MEDAN - Status "Darurat Perlindungan Anak" yang disandang Provinsi Sumatera Utara (Sumut) sejak 2014 ternyata tidak membuat situasi perlindungan anak di 2015 dan 2016 menjadi lebih baik.

Jaringan Perlindungan Anak (JPA) Sumatera Utara mencatat, anak-anak yang berhadapan dengan hukum baik sebagai korban, pelaku dan saksi mencapai 331 anak.

Dibandingkan dengan laporan kasus pada 2015, mengalami peningkatan sekitar 33 persen.

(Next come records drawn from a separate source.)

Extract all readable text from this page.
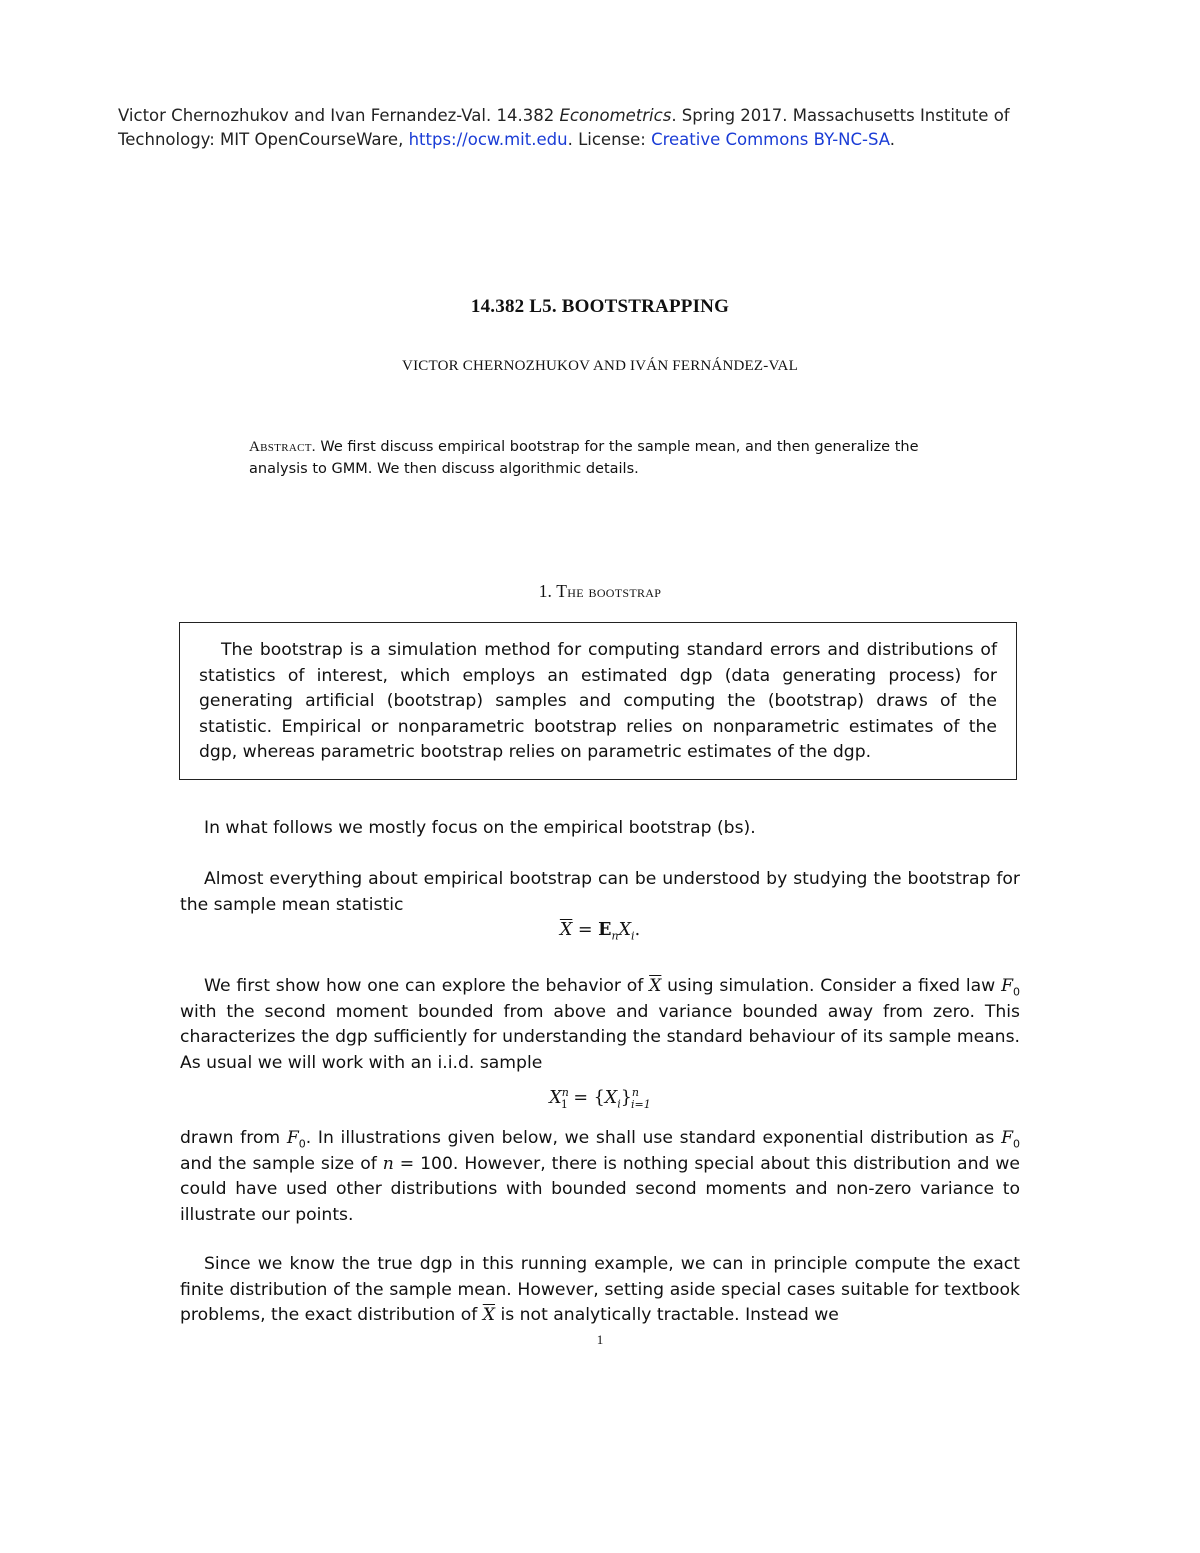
Victor Chernozhukov and Ivan Fernandez-Val. 14.382 Econometrics. Spring 2017. Massachusetts Institute of Technology: MIT OpenCourseWare, https://ocw.mit.edu. License: Creative Commons BY-NC-SA.
14.382 L5. BOOTSTRAPPING
VICTOR CHERNOZHUKOV AND IVÁN FERNÁNDEZ-VAL
Abstract. We first discuss empirical bootstrap for the sample mean, and then generalize the analysis to GMM. We then discuss algorithmic details.
1. The bootstrap
The bootstrap is a simulation method for computing standard errors and distributions of statistics of interest, which employs an estimated dgp (data generating process) for generating artificial (bootstrap) samples and computing the (bootstrap) draws of the statistic. Empirical or nonparametric bootstrap relies on nonparametric estimates of the dgp, whereas parametric bootstrap relies on parametric estimates of the dgp.
In what follows we mostly focus on the empirical bootstrap (bs).
Almost everything about empirical bootstrap can be understood by studying the bootstrap for the sample mean statistic
$\overline{X} = E_nX_i$.
We first show how one can explore the behavior of $\overline{X}$ using simulation. Consider a fixed law $F_0$ with the second moment bounded from above and variance bounded away from zero. This characterizes the dgp sufficiently for understanding the standard behaviour of its sample means. As usual we will work with an i.i.d. sample
$X^n_1 = \{X_i\}^n_{i=1}$
drawn from $F_0$. In illustrations given below, we shall use standard exponential distribution as $F_0$ and the sample size of n = 100. However, there is nothing special about this distribution and we could have used other distributions with bounded second moments and non-zero variance to illustrate our points.
Since we know the true dgp in this running example, we can in principle compute the exact finite distribution of the sample mean. However, setting aside special cases suitable for textbook problems, the exact distribution of $\overline{X}$ is not analytically tractable. Instead we
1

Kekerasan seksual terhadap anak masih mendominasi jenis kekerasan terhadap anak yaitu 52 persen, yaitu 69 kasus yang dialami anak perempuan dan 6 anak laki-laki.

Namun untuk kekerasan fisik, 31 anak laki-laki menjadi korbannya, sementara perempuan 12 anak. Sementara untuk anak menjadi pelaku, didominasi laki-laki sebanyak 67 orang.

"Kami sebagai warga Sumut perlu perhatian khusus dari pemerintah dan konsistensi perundang-undangan mengenai penyelenggaraan perlindungan anak. Diperlukan pengaturan tentang pencegahan dan penanganan anak dari kekerasan, eksploitasi, penelantaran di semua situasi kehidupan anak di Sumut," kata Direktur Eksekutif PKPA Misran Lubis, Senin (26/12/2016).

Menurut Misran, sangat penting ada regulasi dan program pemerintah provinsi, kabupaten dan kota yang didukung anggaran yang responsif hak anak. Juga kebijakan penguatan organisasi masyarakat sipil/lembaga sosial penggiat anak melalui sistem subsidi anggaran dari APBD dan pendampingan.

"Perlu pelibatan dan pemberdayaan sektor industri, bisnis dan swasta lainnya untuk mengambil bagian secara signifikan dalam melindungi anak-anak melalui skema kebijakan global Children Right and Bussines Principle," tegasnya.